Olurin hugs the mother of Stephen Kadu, the 12th detainee to die at Rikers in 2021.  © Olayemi Tolulope Olurin

"The structure beyond this bridge only stands as long as we continue to legitimize it," Olurin said.

She called out the massive amount of money that goes into maintaining the jail: "Our city spends $860 million a year on that prison. $860 million spent of your money locking up and torturing Black and brown people. $860 million spent demonizing and breaking the spirit of the very people they give nothing who need their help."
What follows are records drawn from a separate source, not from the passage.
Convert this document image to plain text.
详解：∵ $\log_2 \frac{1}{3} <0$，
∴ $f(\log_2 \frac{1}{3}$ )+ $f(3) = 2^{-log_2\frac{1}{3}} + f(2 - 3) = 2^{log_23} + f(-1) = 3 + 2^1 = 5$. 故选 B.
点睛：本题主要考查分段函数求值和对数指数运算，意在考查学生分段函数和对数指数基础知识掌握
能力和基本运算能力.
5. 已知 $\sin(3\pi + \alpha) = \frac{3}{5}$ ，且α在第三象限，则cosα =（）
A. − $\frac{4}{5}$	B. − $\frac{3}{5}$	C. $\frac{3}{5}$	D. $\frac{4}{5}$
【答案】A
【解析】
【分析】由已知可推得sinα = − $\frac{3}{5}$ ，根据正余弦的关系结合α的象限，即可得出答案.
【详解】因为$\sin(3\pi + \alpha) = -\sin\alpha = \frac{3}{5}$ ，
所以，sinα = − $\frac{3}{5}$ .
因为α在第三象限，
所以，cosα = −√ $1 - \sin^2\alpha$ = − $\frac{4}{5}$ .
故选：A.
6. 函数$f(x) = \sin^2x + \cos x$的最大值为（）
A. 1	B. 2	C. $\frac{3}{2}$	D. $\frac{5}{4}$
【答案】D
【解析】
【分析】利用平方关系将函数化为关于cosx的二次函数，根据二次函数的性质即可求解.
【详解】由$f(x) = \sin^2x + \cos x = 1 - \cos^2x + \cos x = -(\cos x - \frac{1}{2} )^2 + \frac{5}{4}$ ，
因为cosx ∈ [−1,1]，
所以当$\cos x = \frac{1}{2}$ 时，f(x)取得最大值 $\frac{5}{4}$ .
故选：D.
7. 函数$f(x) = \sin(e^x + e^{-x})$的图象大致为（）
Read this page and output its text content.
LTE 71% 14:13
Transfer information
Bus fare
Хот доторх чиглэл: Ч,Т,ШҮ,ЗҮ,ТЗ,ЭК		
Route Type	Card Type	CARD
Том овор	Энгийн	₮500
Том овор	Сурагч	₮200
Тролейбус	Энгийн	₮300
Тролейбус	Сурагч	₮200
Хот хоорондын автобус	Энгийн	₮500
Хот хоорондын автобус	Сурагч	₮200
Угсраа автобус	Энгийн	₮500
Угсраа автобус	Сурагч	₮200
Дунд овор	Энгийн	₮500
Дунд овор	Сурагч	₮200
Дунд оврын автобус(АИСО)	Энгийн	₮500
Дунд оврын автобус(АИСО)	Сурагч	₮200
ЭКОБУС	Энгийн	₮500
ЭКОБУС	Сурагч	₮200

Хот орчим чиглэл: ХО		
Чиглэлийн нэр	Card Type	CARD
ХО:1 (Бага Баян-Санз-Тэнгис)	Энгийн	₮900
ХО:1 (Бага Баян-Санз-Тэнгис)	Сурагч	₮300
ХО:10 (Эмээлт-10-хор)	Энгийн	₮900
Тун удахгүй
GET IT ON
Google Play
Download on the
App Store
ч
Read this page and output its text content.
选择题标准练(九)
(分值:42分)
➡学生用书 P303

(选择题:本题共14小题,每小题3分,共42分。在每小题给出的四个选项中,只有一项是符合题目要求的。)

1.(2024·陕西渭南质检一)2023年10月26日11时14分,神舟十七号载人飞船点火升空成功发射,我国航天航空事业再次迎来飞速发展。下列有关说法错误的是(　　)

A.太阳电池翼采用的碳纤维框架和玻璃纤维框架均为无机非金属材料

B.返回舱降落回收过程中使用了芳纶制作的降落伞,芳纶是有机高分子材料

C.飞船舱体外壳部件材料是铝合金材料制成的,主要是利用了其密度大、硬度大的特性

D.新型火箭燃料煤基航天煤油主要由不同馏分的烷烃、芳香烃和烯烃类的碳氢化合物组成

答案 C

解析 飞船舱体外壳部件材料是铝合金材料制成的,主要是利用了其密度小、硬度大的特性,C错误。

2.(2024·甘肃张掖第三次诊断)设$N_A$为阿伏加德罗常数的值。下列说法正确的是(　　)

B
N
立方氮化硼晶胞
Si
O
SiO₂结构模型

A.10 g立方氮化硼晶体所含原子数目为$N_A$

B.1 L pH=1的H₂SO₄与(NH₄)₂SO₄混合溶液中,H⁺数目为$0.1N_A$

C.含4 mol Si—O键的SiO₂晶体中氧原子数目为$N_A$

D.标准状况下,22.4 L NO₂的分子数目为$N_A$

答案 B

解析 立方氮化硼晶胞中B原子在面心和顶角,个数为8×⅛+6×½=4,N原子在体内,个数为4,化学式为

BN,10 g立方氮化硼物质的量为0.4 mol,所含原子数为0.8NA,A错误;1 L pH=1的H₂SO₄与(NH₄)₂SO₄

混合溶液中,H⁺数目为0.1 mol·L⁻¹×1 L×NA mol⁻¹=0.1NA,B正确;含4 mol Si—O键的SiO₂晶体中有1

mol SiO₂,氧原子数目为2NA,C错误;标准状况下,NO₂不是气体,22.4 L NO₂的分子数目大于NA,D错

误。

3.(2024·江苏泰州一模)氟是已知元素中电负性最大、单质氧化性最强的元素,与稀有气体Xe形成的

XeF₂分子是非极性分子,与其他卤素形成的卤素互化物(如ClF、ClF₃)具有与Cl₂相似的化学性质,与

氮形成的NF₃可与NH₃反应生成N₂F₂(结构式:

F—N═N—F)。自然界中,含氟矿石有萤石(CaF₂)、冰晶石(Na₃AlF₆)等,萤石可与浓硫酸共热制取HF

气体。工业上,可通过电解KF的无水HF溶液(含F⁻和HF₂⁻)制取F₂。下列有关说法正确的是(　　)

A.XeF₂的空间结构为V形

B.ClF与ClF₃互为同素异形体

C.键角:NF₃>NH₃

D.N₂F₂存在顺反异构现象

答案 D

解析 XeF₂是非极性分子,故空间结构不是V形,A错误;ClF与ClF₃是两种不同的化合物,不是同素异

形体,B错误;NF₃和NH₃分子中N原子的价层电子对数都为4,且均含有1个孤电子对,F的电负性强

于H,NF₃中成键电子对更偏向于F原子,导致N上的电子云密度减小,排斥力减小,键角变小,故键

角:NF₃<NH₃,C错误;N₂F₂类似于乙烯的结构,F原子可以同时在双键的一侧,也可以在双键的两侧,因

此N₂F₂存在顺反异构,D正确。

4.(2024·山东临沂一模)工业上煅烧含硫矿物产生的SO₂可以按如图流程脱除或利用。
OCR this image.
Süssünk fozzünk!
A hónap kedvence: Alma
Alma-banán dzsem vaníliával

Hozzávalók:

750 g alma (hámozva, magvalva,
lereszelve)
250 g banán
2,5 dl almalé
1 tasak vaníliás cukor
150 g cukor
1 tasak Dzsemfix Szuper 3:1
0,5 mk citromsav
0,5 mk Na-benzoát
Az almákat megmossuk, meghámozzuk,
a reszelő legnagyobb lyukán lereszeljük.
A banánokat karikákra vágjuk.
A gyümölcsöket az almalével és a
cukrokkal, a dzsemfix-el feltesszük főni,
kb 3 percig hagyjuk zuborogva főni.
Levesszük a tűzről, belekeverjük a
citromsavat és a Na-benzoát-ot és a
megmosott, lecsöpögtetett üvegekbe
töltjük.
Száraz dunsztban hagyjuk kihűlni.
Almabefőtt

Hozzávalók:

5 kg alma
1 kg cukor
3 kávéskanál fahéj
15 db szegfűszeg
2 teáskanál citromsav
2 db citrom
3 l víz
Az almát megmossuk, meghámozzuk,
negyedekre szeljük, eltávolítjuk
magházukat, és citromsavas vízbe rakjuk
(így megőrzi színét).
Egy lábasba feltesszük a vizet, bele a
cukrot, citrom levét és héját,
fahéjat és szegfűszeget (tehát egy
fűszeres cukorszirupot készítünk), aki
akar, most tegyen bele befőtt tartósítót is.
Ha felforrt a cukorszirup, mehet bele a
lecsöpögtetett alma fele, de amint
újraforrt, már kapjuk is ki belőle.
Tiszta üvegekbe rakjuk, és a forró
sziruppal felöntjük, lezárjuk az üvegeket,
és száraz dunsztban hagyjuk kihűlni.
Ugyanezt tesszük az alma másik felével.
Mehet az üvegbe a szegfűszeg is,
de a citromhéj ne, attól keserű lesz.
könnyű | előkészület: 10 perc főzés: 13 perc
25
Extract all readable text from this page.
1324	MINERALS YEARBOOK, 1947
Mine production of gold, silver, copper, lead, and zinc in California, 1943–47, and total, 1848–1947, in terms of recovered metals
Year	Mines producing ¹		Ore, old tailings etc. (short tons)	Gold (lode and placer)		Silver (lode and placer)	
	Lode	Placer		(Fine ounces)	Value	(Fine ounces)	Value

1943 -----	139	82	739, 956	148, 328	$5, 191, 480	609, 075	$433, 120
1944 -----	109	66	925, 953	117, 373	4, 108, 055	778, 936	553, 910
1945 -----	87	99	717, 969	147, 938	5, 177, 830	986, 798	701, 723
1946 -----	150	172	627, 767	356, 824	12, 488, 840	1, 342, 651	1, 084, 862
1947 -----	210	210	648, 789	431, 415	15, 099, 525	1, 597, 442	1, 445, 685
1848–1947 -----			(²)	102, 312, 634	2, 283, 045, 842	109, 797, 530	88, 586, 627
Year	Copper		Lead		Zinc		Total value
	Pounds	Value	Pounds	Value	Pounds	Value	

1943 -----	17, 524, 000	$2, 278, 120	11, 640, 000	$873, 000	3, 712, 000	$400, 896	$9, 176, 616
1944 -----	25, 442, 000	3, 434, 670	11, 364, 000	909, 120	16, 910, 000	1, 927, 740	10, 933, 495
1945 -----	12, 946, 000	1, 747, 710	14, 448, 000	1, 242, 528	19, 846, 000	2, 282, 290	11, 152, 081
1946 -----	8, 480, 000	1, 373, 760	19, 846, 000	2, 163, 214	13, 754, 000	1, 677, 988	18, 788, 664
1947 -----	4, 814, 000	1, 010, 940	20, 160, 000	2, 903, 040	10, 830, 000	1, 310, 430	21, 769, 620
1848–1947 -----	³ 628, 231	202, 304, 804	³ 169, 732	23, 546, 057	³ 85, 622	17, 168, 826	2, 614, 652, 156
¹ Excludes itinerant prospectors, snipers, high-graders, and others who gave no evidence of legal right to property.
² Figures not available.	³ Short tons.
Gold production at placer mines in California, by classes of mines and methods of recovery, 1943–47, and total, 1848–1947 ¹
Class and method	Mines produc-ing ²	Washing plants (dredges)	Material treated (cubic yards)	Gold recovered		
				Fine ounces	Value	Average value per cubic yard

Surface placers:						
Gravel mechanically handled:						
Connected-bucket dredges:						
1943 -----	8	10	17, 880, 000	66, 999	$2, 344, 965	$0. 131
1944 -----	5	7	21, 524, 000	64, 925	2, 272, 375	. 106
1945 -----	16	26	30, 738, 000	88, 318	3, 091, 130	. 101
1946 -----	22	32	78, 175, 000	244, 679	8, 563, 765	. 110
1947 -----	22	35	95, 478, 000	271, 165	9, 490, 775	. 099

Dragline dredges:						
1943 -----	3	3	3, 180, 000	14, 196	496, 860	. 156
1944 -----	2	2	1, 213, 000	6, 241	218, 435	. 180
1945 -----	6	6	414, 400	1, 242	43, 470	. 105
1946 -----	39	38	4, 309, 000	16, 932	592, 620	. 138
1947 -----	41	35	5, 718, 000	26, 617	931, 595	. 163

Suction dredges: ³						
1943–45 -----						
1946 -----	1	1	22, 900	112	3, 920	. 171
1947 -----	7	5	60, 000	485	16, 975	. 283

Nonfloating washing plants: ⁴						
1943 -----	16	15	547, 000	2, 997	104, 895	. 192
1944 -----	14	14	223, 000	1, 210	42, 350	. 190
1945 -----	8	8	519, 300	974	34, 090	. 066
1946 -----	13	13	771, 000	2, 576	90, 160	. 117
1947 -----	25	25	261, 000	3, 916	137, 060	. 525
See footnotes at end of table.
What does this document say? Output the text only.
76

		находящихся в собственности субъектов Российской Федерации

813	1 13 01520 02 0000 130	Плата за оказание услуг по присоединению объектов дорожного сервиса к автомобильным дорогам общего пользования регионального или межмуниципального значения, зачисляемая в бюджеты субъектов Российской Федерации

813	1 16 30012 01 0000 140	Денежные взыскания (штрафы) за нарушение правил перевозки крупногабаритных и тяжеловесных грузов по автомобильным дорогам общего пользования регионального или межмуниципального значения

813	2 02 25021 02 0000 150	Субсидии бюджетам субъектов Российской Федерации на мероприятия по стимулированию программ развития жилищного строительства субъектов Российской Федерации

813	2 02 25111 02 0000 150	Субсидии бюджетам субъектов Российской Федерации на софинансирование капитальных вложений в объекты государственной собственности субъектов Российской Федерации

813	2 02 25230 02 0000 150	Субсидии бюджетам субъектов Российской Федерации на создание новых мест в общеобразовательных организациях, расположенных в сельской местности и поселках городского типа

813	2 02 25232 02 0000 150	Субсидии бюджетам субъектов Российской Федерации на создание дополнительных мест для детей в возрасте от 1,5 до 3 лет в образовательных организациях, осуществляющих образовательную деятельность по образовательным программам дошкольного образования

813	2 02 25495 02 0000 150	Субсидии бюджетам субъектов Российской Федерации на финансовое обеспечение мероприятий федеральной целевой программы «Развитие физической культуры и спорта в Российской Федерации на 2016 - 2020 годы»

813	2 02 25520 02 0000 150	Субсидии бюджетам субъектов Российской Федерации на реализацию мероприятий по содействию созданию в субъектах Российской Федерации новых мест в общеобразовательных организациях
She added that the walls around Rikers and the high security were "not just meant to keep those people trapped inside. It's meant to keep us from looking in."

If everyday people are kept from knowing what is happening at Rikers, they will not fight for change, she said. That ignorance has allowed for "90 years of state-sanctioned slavery" at the complex, which was first opened in 1932.

The mother of Stephen Kadu, the twelfth person to die at Rikers since the start of 2021, then took the mic to make an emotional appeal for decarceration: "Every mother who has a son, who has a son in jail and in the jail system, should be outraged. Any human being should be outraged."

"We don't want words. We don't want thoughts and prayers. We don't want apologies. We don't want promises," Olurin said. "We want action."

"We're here to demand that you decarcerate Rikers Island right now because our freedom should never have a price tag on it," she added.